NEUBIAS/training-resources

Image data formats: refactor into one activity per format

Opened this issue · 27 comments

Recent teaching experiences showed that handling such "monster activities" (https://neubias.github.io/training-resources/image_file_formats/index.html#open) can be challenging for trainers, students and maintainers, because

  1. one can get lost
  2. especially if one does not want to show everything
  3. not all sub-activities can be implemented in all platforms and not all sub-activities may be interesting for all audiences
  4. some sub-activities would benefit from additional explanations in the preface, which would explode the preface
  5. specifically here, I would, e.g., like to add opening a "movie" sequence of JPEG files and not everyone may find this relevant or interesting, and also I would like to add some other commercial formats that are occurring frequently at EMBL (and again, not everyone may find this relevant).

I would therefore like to inquire how you feel about splitting this up into one activity per image data format? A disadvantage could be that if we find general new tricks how to best open such image data we would need to change this in several activities.

ping @manerotoni @k-dominik @AnniekStok

In fact, another reason to refactor this is that in python saving in different formats may be less easy and require various dependencies. In Fiji everything is conveniently bundled under File > Save as..., this will be less simple in other platforms.

Hello @tischi,
I never taught the module, but quickly looking at it, the activities are overwhelming. It will not harm to separate those. It could be that at the end we have separate modules for 'simpler' data sets and more complex data sets. This should not affect the activities.

Hi @tischi,

I agree the activity looks a bit complicated and splitting it up would make it easier to pick out specific parts that you want to teach. Including different microscope formats and how to directly concatenate a movie from a folder would be very useful. As you said splitting the activities by file format will have the benefit that we can pick the specific reader/writer method needed for that type of data so it should be easier. We did something similar for a Napari workshop recently. Just wondering, right now the module appears to serve multiple purposes, which in combination with all different file formats can make it a bit overwhelming (and possibly very large). Would it make sense to split it further into separate consecutive modules or would it fragment the flow too much?

  • Opening data of different (microscope) formats (e.g. you may need Bioformats in FIJI, aicsimageio in Napari) and you may see that the data is ordered in series or that channels are opened as separate layers or as hyperstack.
  • Differences in metadata between file formats and where to find it.
  • Saving data in a new format (e.g. Tif to JPEG) and the effect it has on pixel intensities / bit depth.

@AnniekStok

So you are proposing to separate opening and inspecting image pixel data and opening and inspecting image metadata into two different modules? I am not sure about this, could you please elaborate a bit more why you think this would be good?

Regarding the saving being a different module: I think we all agree (see #719).

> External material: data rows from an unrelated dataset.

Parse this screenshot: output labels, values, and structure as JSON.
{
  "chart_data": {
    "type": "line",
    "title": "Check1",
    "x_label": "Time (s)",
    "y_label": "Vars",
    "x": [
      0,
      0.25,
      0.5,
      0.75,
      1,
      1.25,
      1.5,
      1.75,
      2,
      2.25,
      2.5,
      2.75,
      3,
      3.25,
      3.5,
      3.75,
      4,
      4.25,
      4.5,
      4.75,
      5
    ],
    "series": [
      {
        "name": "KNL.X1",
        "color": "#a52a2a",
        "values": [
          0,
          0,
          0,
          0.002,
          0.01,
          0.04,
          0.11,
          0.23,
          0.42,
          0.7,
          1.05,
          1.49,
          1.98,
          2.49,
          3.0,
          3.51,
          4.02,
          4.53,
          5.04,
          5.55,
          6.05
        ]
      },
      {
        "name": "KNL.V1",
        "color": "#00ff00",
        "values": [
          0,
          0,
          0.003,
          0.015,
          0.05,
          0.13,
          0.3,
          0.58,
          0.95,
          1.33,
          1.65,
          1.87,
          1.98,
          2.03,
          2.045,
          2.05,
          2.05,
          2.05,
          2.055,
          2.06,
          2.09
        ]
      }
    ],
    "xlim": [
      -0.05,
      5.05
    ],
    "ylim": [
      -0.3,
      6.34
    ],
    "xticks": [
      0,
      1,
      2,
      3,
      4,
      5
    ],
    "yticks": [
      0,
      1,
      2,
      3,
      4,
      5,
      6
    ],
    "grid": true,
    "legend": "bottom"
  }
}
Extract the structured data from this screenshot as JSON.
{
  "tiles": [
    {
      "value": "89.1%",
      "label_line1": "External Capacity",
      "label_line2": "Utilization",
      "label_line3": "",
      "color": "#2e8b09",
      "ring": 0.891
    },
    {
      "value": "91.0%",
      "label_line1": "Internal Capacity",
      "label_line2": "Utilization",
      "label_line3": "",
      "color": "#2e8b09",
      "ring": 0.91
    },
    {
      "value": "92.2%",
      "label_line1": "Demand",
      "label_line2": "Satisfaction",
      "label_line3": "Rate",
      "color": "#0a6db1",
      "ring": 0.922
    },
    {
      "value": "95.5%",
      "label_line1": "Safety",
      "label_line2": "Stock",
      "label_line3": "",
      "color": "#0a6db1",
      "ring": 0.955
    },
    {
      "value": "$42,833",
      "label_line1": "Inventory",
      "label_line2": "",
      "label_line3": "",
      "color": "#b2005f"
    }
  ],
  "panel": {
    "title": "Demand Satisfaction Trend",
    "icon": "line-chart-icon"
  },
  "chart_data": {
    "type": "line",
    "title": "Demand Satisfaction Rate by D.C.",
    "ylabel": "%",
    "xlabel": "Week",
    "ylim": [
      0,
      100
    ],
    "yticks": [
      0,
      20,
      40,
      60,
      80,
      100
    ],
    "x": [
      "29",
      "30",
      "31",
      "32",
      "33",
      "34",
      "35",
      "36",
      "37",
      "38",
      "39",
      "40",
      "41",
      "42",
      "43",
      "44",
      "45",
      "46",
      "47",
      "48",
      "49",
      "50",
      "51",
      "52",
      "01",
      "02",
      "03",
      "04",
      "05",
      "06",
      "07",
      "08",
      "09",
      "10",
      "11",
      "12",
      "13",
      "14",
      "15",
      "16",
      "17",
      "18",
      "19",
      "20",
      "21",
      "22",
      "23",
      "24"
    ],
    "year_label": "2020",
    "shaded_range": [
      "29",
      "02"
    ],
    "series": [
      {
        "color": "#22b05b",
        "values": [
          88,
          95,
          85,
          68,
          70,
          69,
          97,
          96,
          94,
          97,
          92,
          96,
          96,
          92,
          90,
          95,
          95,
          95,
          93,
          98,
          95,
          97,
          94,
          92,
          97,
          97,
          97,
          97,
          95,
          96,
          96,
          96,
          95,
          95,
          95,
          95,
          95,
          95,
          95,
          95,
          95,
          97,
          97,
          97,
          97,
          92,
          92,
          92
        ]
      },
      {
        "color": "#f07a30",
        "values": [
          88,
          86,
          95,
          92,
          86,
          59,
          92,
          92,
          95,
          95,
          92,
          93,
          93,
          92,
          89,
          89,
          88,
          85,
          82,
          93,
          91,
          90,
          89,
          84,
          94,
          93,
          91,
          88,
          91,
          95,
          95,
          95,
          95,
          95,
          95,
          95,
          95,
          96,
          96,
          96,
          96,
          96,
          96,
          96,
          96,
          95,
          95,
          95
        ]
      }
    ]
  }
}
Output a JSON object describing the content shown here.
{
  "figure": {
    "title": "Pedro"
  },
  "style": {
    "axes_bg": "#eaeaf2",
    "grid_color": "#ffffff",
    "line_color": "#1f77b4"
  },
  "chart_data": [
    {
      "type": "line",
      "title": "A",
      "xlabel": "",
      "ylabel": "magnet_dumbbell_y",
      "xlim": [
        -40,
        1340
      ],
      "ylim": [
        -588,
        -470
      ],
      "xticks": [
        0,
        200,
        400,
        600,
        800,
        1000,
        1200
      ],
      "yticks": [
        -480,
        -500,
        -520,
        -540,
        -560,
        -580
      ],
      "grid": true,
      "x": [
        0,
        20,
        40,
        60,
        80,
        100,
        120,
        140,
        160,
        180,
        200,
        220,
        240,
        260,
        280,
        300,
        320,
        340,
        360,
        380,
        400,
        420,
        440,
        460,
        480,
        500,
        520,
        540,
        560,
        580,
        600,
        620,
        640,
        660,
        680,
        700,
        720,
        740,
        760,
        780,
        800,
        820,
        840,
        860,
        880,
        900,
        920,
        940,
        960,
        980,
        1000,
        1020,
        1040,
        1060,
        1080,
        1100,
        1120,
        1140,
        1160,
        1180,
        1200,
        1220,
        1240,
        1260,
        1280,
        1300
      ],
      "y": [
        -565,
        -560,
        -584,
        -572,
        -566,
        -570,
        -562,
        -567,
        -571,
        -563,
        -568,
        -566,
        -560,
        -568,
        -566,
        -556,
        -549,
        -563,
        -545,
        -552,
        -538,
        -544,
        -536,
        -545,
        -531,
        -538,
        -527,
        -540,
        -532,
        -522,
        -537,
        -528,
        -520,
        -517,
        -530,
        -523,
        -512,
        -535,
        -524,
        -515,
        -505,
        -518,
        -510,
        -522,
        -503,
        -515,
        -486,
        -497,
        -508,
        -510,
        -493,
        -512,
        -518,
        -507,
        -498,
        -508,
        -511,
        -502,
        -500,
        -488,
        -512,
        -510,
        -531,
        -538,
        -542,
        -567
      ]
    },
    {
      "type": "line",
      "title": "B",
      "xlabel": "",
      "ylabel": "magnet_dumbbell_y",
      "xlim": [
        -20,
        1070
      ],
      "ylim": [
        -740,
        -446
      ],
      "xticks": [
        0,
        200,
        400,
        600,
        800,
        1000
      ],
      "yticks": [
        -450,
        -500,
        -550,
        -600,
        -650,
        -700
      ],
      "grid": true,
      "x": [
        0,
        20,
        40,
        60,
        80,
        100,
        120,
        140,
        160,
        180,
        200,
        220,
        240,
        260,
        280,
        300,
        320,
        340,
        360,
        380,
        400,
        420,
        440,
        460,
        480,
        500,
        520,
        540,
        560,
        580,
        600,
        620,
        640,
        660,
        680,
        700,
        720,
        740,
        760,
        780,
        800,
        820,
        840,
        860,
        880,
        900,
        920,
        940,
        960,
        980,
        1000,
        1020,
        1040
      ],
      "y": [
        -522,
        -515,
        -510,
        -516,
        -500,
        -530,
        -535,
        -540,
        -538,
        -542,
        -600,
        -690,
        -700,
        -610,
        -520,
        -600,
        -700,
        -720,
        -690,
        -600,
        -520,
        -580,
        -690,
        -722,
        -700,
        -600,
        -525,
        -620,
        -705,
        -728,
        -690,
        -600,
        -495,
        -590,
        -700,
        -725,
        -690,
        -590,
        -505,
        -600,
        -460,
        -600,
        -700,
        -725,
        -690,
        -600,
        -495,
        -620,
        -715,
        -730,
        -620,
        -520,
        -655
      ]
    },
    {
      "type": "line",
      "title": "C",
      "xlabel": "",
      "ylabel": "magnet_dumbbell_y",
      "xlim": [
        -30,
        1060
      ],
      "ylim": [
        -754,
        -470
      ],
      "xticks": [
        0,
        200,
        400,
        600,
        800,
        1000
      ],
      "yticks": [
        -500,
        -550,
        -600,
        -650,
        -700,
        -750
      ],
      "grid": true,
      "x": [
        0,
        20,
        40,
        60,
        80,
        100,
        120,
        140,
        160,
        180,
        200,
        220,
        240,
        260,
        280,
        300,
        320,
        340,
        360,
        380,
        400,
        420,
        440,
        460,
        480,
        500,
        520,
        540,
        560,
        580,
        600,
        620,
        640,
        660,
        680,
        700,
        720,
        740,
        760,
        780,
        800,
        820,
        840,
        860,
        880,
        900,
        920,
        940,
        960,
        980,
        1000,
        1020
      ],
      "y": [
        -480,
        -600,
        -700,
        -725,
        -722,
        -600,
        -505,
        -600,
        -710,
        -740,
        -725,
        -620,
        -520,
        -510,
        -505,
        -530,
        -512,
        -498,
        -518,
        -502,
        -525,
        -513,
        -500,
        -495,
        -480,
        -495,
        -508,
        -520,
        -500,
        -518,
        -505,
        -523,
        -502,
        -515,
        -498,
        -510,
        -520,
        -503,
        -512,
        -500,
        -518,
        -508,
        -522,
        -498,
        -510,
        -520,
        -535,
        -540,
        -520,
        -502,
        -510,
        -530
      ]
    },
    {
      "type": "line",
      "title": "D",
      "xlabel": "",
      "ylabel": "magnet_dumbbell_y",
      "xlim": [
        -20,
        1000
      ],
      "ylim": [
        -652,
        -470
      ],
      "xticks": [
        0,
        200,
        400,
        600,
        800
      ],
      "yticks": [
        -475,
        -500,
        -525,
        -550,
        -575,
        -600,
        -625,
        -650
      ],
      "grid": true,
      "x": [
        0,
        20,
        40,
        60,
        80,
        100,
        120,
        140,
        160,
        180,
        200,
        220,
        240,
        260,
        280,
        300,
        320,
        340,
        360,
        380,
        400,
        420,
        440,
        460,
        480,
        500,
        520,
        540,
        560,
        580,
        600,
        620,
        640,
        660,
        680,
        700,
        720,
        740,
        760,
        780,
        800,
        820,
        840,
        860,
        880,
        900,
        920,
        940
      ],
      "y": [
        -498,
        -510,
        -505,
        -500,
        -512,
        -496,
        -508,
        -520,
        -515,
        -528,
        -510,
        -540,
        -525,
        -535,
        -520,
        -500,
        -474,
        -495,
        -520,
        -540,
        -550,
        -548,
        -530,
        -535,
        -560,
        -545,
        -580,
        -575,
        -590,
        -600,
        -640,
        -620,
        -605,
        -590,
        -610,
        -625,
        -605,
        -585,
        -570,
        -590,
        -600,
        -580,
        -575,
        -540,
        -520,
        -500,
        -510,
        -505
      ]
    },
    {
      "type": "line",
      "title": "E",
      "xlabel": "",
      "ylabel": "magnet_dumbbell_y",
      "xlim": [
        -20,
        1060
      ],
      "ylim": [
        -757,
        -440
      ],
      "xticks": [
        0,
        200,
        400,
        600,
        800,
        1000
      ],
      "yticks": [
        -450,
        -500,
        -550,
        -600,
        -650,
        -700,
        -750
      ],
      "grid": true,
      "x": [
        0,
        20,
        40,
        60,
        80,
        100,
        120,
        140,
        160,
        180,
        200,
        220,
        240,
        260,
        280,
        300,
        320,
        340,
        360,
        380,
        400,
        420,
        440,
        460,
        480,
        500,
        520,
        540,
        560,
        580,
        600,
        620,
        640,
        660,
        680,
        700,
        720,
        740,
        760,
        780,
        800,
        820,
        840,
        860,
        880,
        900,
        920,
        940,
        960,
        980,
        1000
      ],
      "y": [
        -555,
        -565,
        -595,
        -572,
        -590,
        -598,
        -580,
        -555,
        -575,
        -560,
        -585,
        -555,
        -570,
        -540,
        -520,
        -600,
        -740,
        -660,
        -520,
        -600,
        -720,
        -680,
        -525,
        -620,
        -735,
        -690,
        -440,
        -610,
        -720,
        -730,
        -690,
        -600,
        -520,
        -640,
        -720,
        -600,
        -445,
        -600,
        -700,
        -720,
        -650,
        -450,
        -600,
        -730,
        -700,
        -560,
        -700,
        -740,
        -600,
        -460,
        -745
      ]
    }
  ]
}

I was just wondering, in part to simplify the module and in part because the concept of metadata feels like it can be a topic of its own, depending on how deep you want to go into it. We recently tested a microscope that saved the metadata separately from the tif output (I actually did not like that at all, what if you lose the metadata file or accidentally move it somewhere else?). But occasionally one might want to read only the metadata. However, I also understand it is convenient to keep it together with opening different image formats since each format has its own metadata structure.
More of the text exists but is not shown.